China Imprisons Chemical Company Employees for Polluting Streams
A court in eastern China fined a manufacturer of weed killer 75 million yuan ($12 million) and imprisoned employees of the company and its contractors for discharging wastewater that severely polluted streams.
The fine levied by the Longyou county court on Jinfanda Biochemical Co., which makes glyphosate, was the largest ever for a polluter in Zhejiang province, state media reported Tuesday. Zhejiang is one of the most prosperous but also most polluted provinces in China.
Rapid economic growth and lax enforcement of regulations has caused severe environmental damage throughout China.
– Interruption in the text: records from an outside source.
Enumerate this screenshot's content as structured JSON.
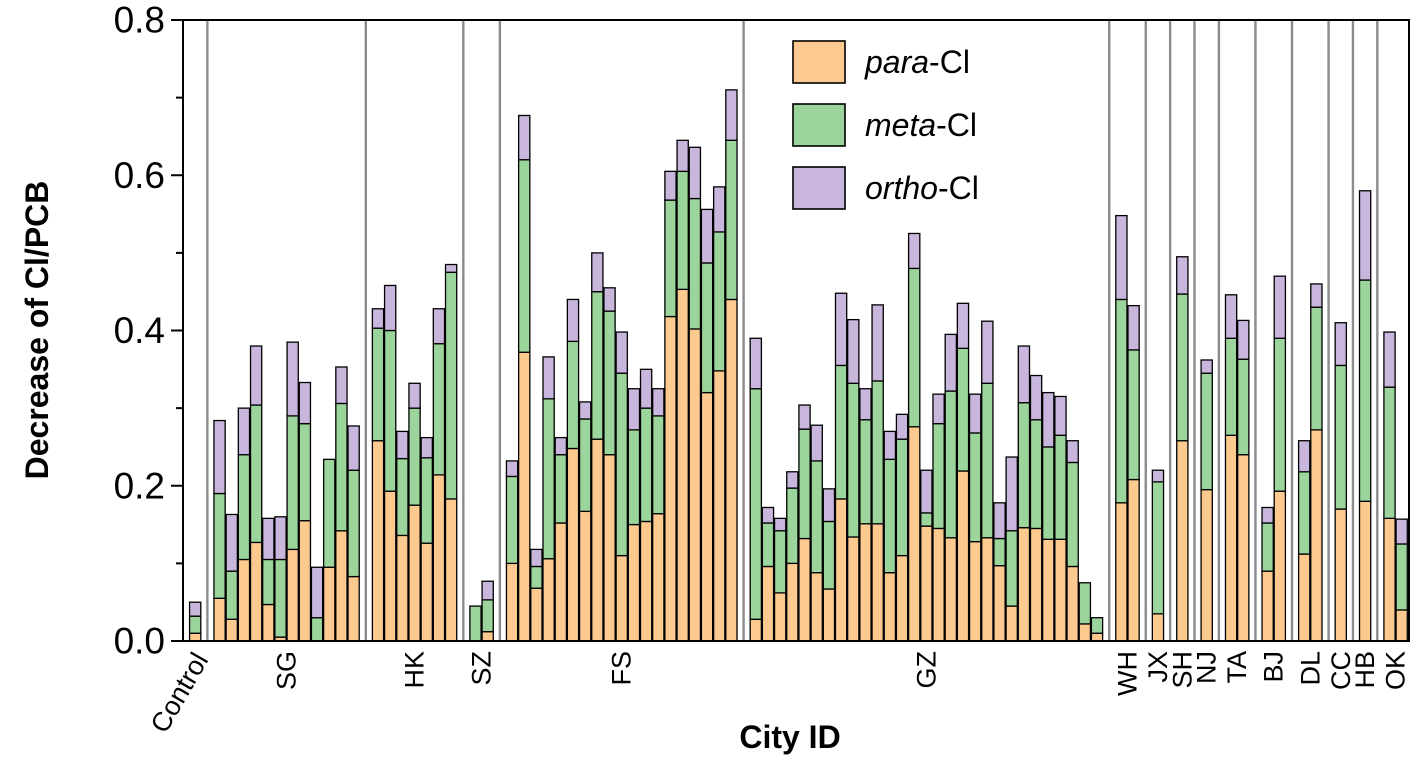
{
  "chart_data": {
    "type": "bar",
    "stacked": true,
    "xlabel": "City ID",
    "ylabel": "Decrease of Cl/PCB",
    "ylim": [
      0,
      0.8
    ],
    "yticks": [
      "0.0",
      "0.2",
      "0.4",
      "0.6",
      "0.8"
    ],
    "colors": {
      "para": "#fcc98f",
      "meta": "#9bd59b",
      "ortho": "#c9b6dd"
    },
    "legend": [
      {
        "key": "para",
        "italic": "para",
        "suffix": "-Cl"
      },
      {
        "key": "meta",
        "italic": "meta",
        "suffix": "-Cl"
      },
      {
        "key": "ortho",
        "italic": "ortho",
        "suffix": "-Cl"
      }
    ],
    "groups": [
      {
        "name": "Control",
        "bars": [
          [
            0.01,
            0.032,
            0.05
          ]
        ]
      },
      {
        "name": "SG",
        "bars": [
          [
            0.055,
            0.19,
            0.284
          ],
          [
            0.028,
            0.09,
            0.163
          ],
          [
            0.105,
            0.24,
            0.3
          ],
          [
            0.127,
            0.304,
            0.38
          ],
          [
            0.047,
            0.105,
            0.158
          ],
          [
            0.005,
            0.105,
            0.16
          ],
          [
            0.118,
            0.29,
            0.385
          ],
          [
            0.155,
            0.28,
            0.333
          ],
          [
            0.0,
            0.03,
            0.095
          ],
          [
            0.095,
            0.234,
            0.234
          ],
          [
            0.142,
            0.306,
            0.353
          ],
          [
            0.083,
            0.22,
            0.277
          ]
        ]
      },
      {
        "name": "HK",
        "bars": [
          [
            0.258,
            0.403,
            0.428
          ],
          [
            0.193,
            0.4,
            0.458
          ],
          [
            0.136,
            0.235,
            0.27
          ],
          [
            0.175,
            0.3,
            0.332
          ],
          [
            0.126,
            0.236,
            0.262
          ],
          [
            0.214,
            0.383,
            0.428
          ],
          [
            0.183,
            0.475,
            0.485
          ]
        ]
      },
      {
        "name": "SZ",
        "bars": [
          [
            0.0,
            0.045,
            0.045
          ],
          [
            0.012,
            0.053,
            0.077
          ]
        ]
      },
      {
        "name": "FS",
        "bars": [
          [
            0.1,
            0.212,
            0.232
          ],
          [
            0.372,
            0.62,
            0.677
          ],
          [
            0.068,
            0.096,
            0.118
          ],
          [
            0.106,
            0.312,
            0.366
          ],
          [
            0.152,
            0.24,
            0.262
          ],
          [
            0.248,
            0.386,
            0.44
          ],
          [
            0.167,
            0.286,
            0.308
          ],
          [
            0.26,
            0.45,
            0.5
          ],
          [
            0.24,
            0.425,
            0.455
          ],
          [
            0.11,
            0.345,
            0.398
          ],
          [
            0.15,
            0.272,
            0.325
          ],
          [
            0.154,
            0.3,
            0.35
          ],
          [
            0.164,
            0.29,
            0.325
          ],
          [
            0.418,
            0.568,
            0.605
          ],
          [
            0.453,
            0.605,
            0.645
          ],
          [
            0.402,
            0.57,
            0.636
          ],
          [
            0.32,
            0.487,
            0.556
          ],
          [
            0.348,
            0.527,
            0.585
          ],
          [
            0.44,
            0.645,
            0.71
          ]
        ]
      },
      {
        "name": "GZ",
        "bars": [
          [
            0.028,
            0.325,
            0.39
          ],
          [
            0.096,
            0.152,
            0.172
          ],
          [
            0.062,
            0.142,
            0.158
          ],
          [
            0.1,
            0.197,
            0.218
          ],
          [
            0.132,
            0.273,
            0.304
          ],
          [
            0.088,
            0.232,
            0.278
          ],
          [
            0.067,
            0.154,
            0.196
          ],
          [
            0.183,
            0.355,
            0.448
          ],
          [
            0.134,
            0.332,
            0.414
          ],
          [
            0.151,
            0.285,
            0.325
          ],
          [
            0.151,
            0.335,
            0.433
          ],
          [
            0.088,
            0.234,
            0.27
          ],
          [
            0.11,
            0.26,
            0.292
          ],
          [
            0.276,
            0.48,
            0.525
          ],
          [
            0.148,
            0.165,
            0.22
          ],
          [
            0.145,
            0.28,
            0.318
          ],
          [
            0.133,
            0.322,
            0.395
          ],
          [
            0.219,
            0.377,
            0.435
          ],
          [
            0.128,
            0.268,
            0.318
          ],
          [
            0.133,
            0.332,
            0.412
          ],
          [
            0.097,
            0.132,
            0.178
          ],
          [
            0.045,
            0.142,
            0.237
          ],
          [
            0.146,
            0.307,
            0.38
          ],
          [
            0.145,
            0.285,
            0.342
          ],
          [
            0.131,
            0.25,
            0.32
          ],
          [
            0.131,
            0.265,
            0.315
          ],
          [
            0.096,
            0.23,
            0.258
          ],
          [
            0.022,
            0.075,
            0.075
          ],
          [
            0.01,
            0.03,
            0.03
          ]
        ]
      },
      {
        "name": "WH",
        "bars": [
          [
            0.178,
            0.44,
            0.548
          ],
          [
            0.208,
            0.375,
            0.432
          ]
        ]
      },
      {
        "name": "JX",
        "bars": [
          [
            0.035,
            0.205,
            0.22
          ]
        ]
      },
      {
        "name": "SH",
        "bars": [
          [
            0.258,
            0.447,
            0.495
          ]
        ]
      },
      {
        "name": "NJ",
        "bars": [
          [
            0.195,
            0.345,
            0.362
          ]
        ]
      },
      {
        "name": "TA",
        "bars": [
          [
            0.265,
            0.39,
            0.446
          ],
          [
            0.24,
            0.363,
            0.413
          ]
        ]
      },
      {
        "name": "BJ",
        "bars": [
          [
            0.09,
            0.152,
            0.172
          ],
          [
            0.193,
            0.39,
            0.47
          ]
        ]
      },
      {
        "name": "DL",
        "bars": [
          [
            0.112,
            0.218,
            0.258
          ],
          [
            0.272,
            0.43,
            0.46
          ]
        ]
      },
      {
        "name": "CC",
        "bars": [
          [
            0.17,
            0.355,
            0.41
          ]
        ]
      },
      {
        "name": "HB",
        "bars": [
          [
            0.18,
            0.465,
            0.58
          ]
        ]
      },
      {
        "name": "OK",
        "bars": [
          [
            0.158,
            0.327,
            0.398
          ],
          [
            0.04,
            0.125,
            0.157
          ]
        ]
      }
    ]
  }
}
Beijing has promised to strictly enforce environmental laws and severely punish polluters in response to rising demands from citizens that air, water and soil be cleaned up.
Last December, a court in neighboring Jiangsu province ordered six companies to pay 160 million yuan for discharging waste chemicals into rivers. It was then China’s biggest environmental fine.
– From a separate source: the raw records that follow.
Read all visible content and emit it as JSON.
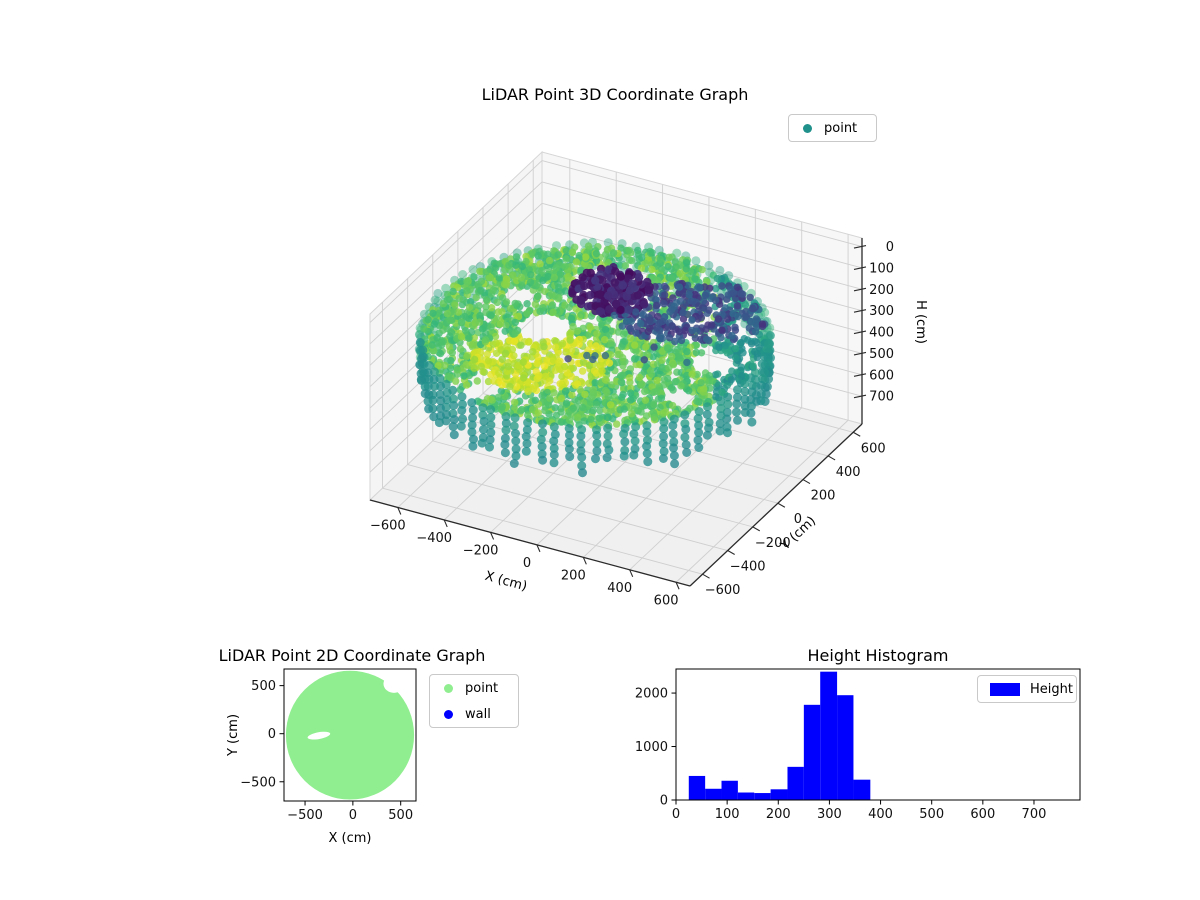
{
  "figure": {
    "background": "#ffffff"
  },
  "chart_data": [
    {
      "id": "plot3d",
      "type": "scatter3d",
      "title": "LiDAR Point 3D Coordinate Graph",
      "xlabel": "X (cm)",
      "ylabel": "Y (cm)",
      "zlabel": "H (cm)",
      "xticks": [
        -600,
        -400,
        -200,
        0,
        200,
        400,
        600
      ],
      "yticks": [
        -600,
        -400,
        -200,
        0,
        200,
        400,
        600
      ],
      "zticks": [
        0,
        100,
        200,
        300,
        400,
        500,
        600,
        700
      ],
      "xlim": [
        -720,
        660
      ],
      "ylim": [
        -700,
        670
      ],
      "zlim": [
        -40,
        830
      ],
      "zaxis_inverted": true,
      "legend": [
        {
          "label": "point",
          "color": "#21918c"
        }
      ],
      "colormap": "viridis",
      "color_by": "H (cm)",
      "color_range": [
        25,
        380
      ],
      "n_points_approx": 8630,
      "structure": {
        "disc": {
          "center_cm": [
            -30,
            -15
          ],
          "radius_cm": 640,
          "H_range_cm": [
            230,
            350
          ],
          "color": "green-yellow"
        },
        "wall_ring": {
          "radius_cm": 630,
          "H_range_cm": [
            160,
            420
          ],
          "color": "teal",
          "columns": 80
        },
        "ceiling_cluster": {
          "center_cm": [
            40,
            150
          ],
          "radius_cm": 120,
          "H_range_cm": [
            25,
            160
          ],
          "color": "dark-purple"
        }
      }
    },
    {
      "id": "plot2d",
      "type": "scatter",
      "title": "LiDAR Point 2D Coordinate Graph",
      "xlabel": "X (cm)",
      "ylabel": "Y (cm)",
      "xticks": [
        -500,
        0,
        500
      ],
      "yticks": [
        500,
        0,
        -500
      ],
      "xlim": [
        -720,
        660
      ],
      "ylim": [
        -700,
        673
      ],
      "series": [
        {
          "name": "point",
          "color": "#90ee90",
          "shape": "filled-disc",
          "center_cm": [
            -30,
            -15
          ],
          "radius_cm": 670,
          "gaps": [
            {
              "center_cm": [
                -355,
                -20
              ],
              "rx_cm": 120,
              "ry_cm": 35,
              "angle_deg": -10
            },
            {
              "center_cm": [
                430,
                520
              ],
              "rx_cm": 110,
              "ry_cm": 95,
              "angle_deg": 0
            }
          ]
        },
        {
          "name": "wall",
          "color": "#0000ff"
        }
      ]
    },
    {
      "id": "hist",
      "type": "bar",
      "title": "Height Histogram",
      "legend": [
        {
          "label": "Height",
          "color": "#0000ff"
        }
      ],
      "xlabel": "",
      "ylabel": "",
      "bin_edges": [
        25,
        57,
        89,
        121,
        153,
        185,
        218,
        250,
        282,
        315,
        347,
        380
      ],
      "counts": [
        450,
        210,
        360,
        140,
        130,
        200,
        620,
        1780,
        2400,
        1960,
        380
      ],
      "xticks": [
        0,
        100,
        200,
        300,
        400,
        500,
        600,
        700
      ],
      "yticks": [
        0,
        1000,
        2000
      ],
      "xlim": [
        0,
        790
      ],
      "ylim": [
        0,
        2450
      ],
      "grid": false
    }
  ]
}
In April, Beijing environmental officials fined a french fry supplier to the McDonald’s restaurant chain 3.8 million yuan for releasing dirty wastewater. It was the biggest pollution fine ever ordered by the city.
The Longyou county government said Jinfanda hired four unqualified companies that dumped 35,000 tons of hazardous waste into streams.
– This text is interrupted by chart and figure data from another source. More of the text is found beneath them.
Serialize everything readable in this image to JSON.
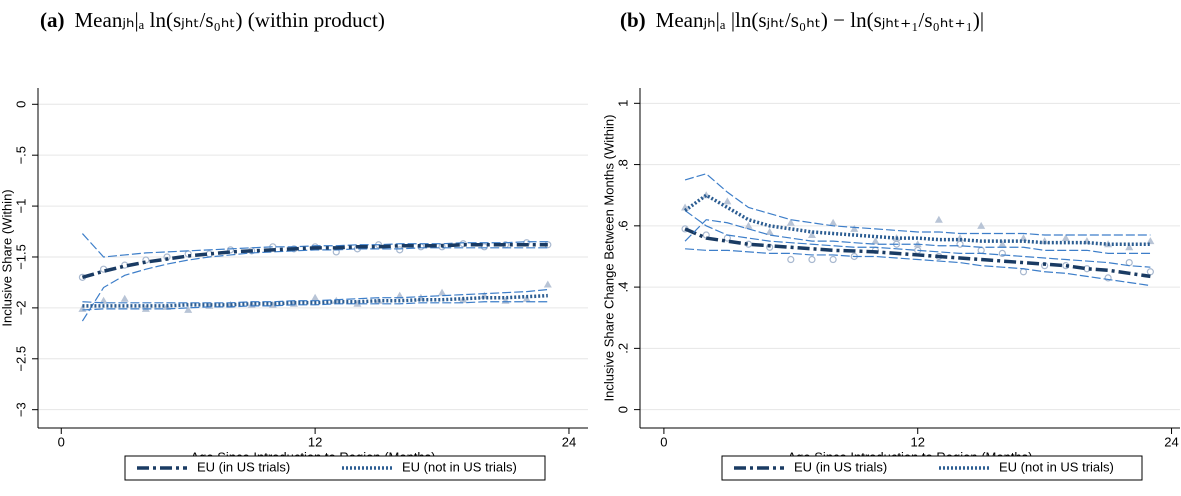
{
  "chart_data": [
    {
      "type": "line",
      "label": "(a)",
      "title": "Meanⱼₕ|ₐ ln(sⱼₕₜ/s₀ₕₜ) (within product)",
      "x_label": "Age Since Introduction to Region (Months)",
      "y_label": "Inclusive Share (Within)",
      "xlim": [
        -1.1,
        24.9
      ],
      "ylim": [
        -3.18,
        0.16
      ],
      "xticks": [
        0,
        12,
        24
      ],
      "yticks": [
        0,
        {
          "value": -0.5,
          "label": "−.5"
        },
        {
          "value": -1,
          "label": "−1"
        },
        {
          "value": -1.5,
          "label": "−1.5"
        },
        {
          "value": -2,
          "label": "−2"
        },
        {
          "value": -2.5,
          "label": "−2.5"
        },
        {
          "value": -3,
          "label": "−3"
        }
      ],
      "grid": true,
      "x": [
        1,
        2,
        3,
        4,
        5,
        6,
        7,
        8,
        9,
        10,
        11,
        12,
        13,
        14,
        15,
        16,
        17,
        18,
        19,
        20,
        21,
        22,
        23
      ],
      "series": [
        {
          "name": "EU (in US trials)",
          "color": "#1a3b63",
          "ci_color": "#3d7ec9",
          "marker": "circle",
          "marker_color": "#a8b8cf",
          "values": [
            -1.7,
            -1.64,
            -1.59,
            -1.55,
            -1.52,
            -1.49,
            -1.47,
            -1.45,
            -1.44,
            -1.43,
            -1.42,
            -1.41,
            -1.41,
            -1.4,
            -1.4,
            -1.39,
            -1.39,
            -1.39,
            -1.38,
            -1.38,
            -1.38,
            -1.38,
            -1.38
          ],
          "upper": [
            -1.27,
            -1.5,
            -1.48,
            -1.46,
            -1.45,
            -1.44,
            -1.43,
            -1.42,
            -1.41,
            -1.4,
            -1.4,
            -1.39,
            -1.39,
            -1.38,
            -1.38,
            -1.37,
            -1.37,
            -1.37,
            -1.36,
            -1.36,
            -1.36,
            -1.35,
            -1.35
          ],
          "lower": [
            -2.13,
            -1.8,
            -1.68,
            -1.62,
            -1.57,
            -1.53,
            -1.5,
            -1.48,
            -1.46,
            -1.45,
            -1.44,
            -1.43,
            -1.43,
            -1.42,
            -1.42,
            -1.42,
            -1.41,
            -1.41,
            -1.41,
            -1.41,
            -1.41,
            -1.41,
            -1.41
          ],
          "points": [
            -1.7,
            -1.62,
            -1.58,
            -1.53,
            -1.5,
            -1.47,
            -1.47,
            -1.43,
            -1.44,
            -1.4,
            -1.42,
            -1.4,
            -1.45,
            -1.42,
            -1.38,
            -1.43,
            -1.4,
            -1.4,
            -1.37,
            -1.4,
            -1.38,
            -1.36,
            -1.38
          ]
        },
        {
          "name": "EU (not in US trials)",
          "color": "#2c5d92",
          "ci_color": "#3d7ec9",
          "marker": "triangle",
          "marker_color": "#b8c4d6",
          "values": [
            -1.98,
            -1.98,
            -1.98,
            -1.98,
            -1.98,
            -1.97,
            -1.97,
            -1.97,
            -1.96,
            -1.96,
            -1.95,
            -1.95,
            -1.94,
            -1.94,
            -1.93,
            -1.93,
            -1.92,
            -1.92,
            -1.91,
            -1.9,
            -1.9,
            -1.89,
            -1.88
          ],
          "upper": [
            -1.94,
            -1.95,
            -1.95,
            -1.95,
            -1.95,
            -1.95,
            -1.95,
            -1.95,
            -1.94,
            -1.94,
            -1.93,
            -1.93,
            -1.92,
            -1.91,
            -1.9,
            -1.9,
            -1.89,
            -1.88,
            -1.87,
            -1.86,
            -1.85,
            -1.84,
            -1.82
          ],
          "lower": [
            -2.02,
            -2.01,
            -2.01,
            -2.01,
            -2.01,
            -2.0,
            -1.99,
            -1.99,
            -1.98,
            -1.98,
            -1.97,
            -1.97,
            -1.96,
            -1.96,
            -1.96,
            -1.96,
            -1.95,
            -1.95,
            -1.95,
            -1.94,
            -1.94,
            -1.94,
            -1.94
          ],
          "points": [
            -2.01,
            -1.93,
            -1.91,
            -2.01,
            -1.99,
            -2.02,
            -1.98,
            -1.97,
            -1.97,
            -1.97,
            -1.96,
            -1.9,
            -1.93,
            -1.96,
            -1.93,
            -1.88,
            -1.9,
            -1.85,
            -1.92,
            -1.88,
            -1.93,
            -1.91,
            -1.77
          ]
        }
      ]
    },
    {
      "type": "line",
      "label": "(b)",
      "title": "Meanⱼₕ|ₐ |ln(sⱼₕₜ/s₀ₕₜ) − ln(sⱼₕₜ₊₁/s₀ₕₜ₊₁)|",
      "x_label": "Age Since Introduction to Region (Months)",
      "y_label": "Inclusive Share Change Between Months (Within)",
      "xlim": [
        -1.13,
        24.4
      ],
      "ylim": [
        -0.06,
        1.05
      ],
      "xticks": [
        0,
        12,
        24
      ],
      "yticks": [
        0,
        {
          "value": 0.2,
          "label": ".2"
        },
        {
          "value": 0.4,
          "label": ".4"
        },
        {
          "value": 0.6,
          "label": ".6"
        },
        {
          "value": 0.8,
          "label": ".8"
        },
        1
      ],
      "grid": true,
      "x": [
        1,
        2,
        3,
        4,
        5,
        6,
        7,
        8,
        9,
        10,
        11,
        12,
        13,
        14,
        15,
        16,
        17,
        18,
        19,
        20,
        21,
        22,
        23
      ],
      "series": [
        {
          "name": "EU (in US trials)",
          "color": "#1a3b63",
          "ci_color": "#3d7ec9",
          "marker": "circle",
          "marker_color": "#a8b8cf",
          "values": [
            0.59,
            0.56,
            0.55,
            0.54,
            0.535,
            0.53,
            0.525,
            0.52,
            0.518,
            0.515,
            0.51,
            0.505,
            0.5,
            0.495,
            0.49,
            0.485,
            0.48,
            0.475,
            0.47,
            0.46,
            0.455,
            0.445,
            0.435
          ],
          "upper": [
            0.65,
            0.6,
            0.57,
            0.56,
            0.55,
            0.545,
            0.54,
            0.535,
            0.53,
            0.53,
            0.525,
            0.52,
            0.515,
            0.51,
            0.51,
            0.505,
            0.5,
            0.495,
            0.49,
            0.485,
            0.48,
            0.47,
            0.465
          ],
          "lower": [
            0.525,
            0.52,
            0.52,
            0.515,
            0.51,
            0.51,
            0.505,
            0.505,
            0.5,
            0.5,
            0.495,
            0.49,
            0.485,
            0.48,
            0.47,
            0.465,
            0.46,
            0.45,
            0.445,
            0.435,
            0.425,
            0.415,
            0.405
          ],
          "points": [
            0.59,
            0.57,
            0.56,
            0.54,
            0.53,
            0.49,
            0.49,
            0.49,
            0.5,
            0.52,
            0.54,
            0.52,
            0.5,
            0.54,
            0.52,
            0.51,
            0.45,
            0.47,
            0.47,
            0.46,
            0.43,
            0.48,
            0.45
          ]
        },
        {
          "name": "EU (not in US trials)",
          "color": "#2c5d92",
          "ci_color": "#3d7ec9",
          "marker": "triangle",
          "marker_color": "#b8c4d6",
          "values": [
            0.65,
            0.7,
            0.66,
            0.62,
            0.6,
            0.59,
            0.58,
            0.575,
            0.57,
            0.565,
            0.56,
            0.56,
            0.555,
            0.555,
            0.55,
            0.55,
            0.55,
            0.545,
            0.545,
            0.545,
            0.54,
            0.54,
            0.54
          ],
          "upper": [
            0.75,
            0.77,
            0.71,
            0.66,
            0.64,
            0.62,
            0.61,
            0.6,
            0.595,
            0.59,
            0.585,
            0.58,
            0.58,
            0.575,
            0.575,
            0.575,
            0.575,
            0.57,
            0.57,
            0.57,
            0.57,
            0.57,
            0.57
          ],
          "lower": [
            0.55,
            0.62,
            0.61,
            0.59,
            0.57,
            0.56,
            0.55,
            0.55,
            0.545,
            0.54,
            0.54,
            0.54,
            0.535,
            0.535,
            0.53,
            0.53,
            0.53,
            0.52,
            0.52,
            0.52,
            0.51,
            0.51,
            0.51
          ],
          "points": [
            0.66,
            0.7,
            0.68,
            0.6,
            0.58,
            0.61,
            0.57,
            0.61,
            0.59,
            0.55,
            0.56,
            0.54,
            0.62,
            0.56,
            0.6,
            0.54,
            0.56,
            0.55,
            0.56,
            0.55,
            0.54,
            0.53,
            0.55
          ]
        }
      ]
    }
  ]
}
The county court convicted the company on May 18 following a lengthy trial involving 15 defense lawyers, and it fined the company 75 million yuan and one of the contractors 4 million yuan, the government statement said.
The court also sentenced 18 defendants to prison for 17 months to six years, the government said. The individuals were each ordered to pay fines from 10,000 yuan to 1 million yuan.
Calls to the Jinfanda company seeking comment rang unanswered Wednesday.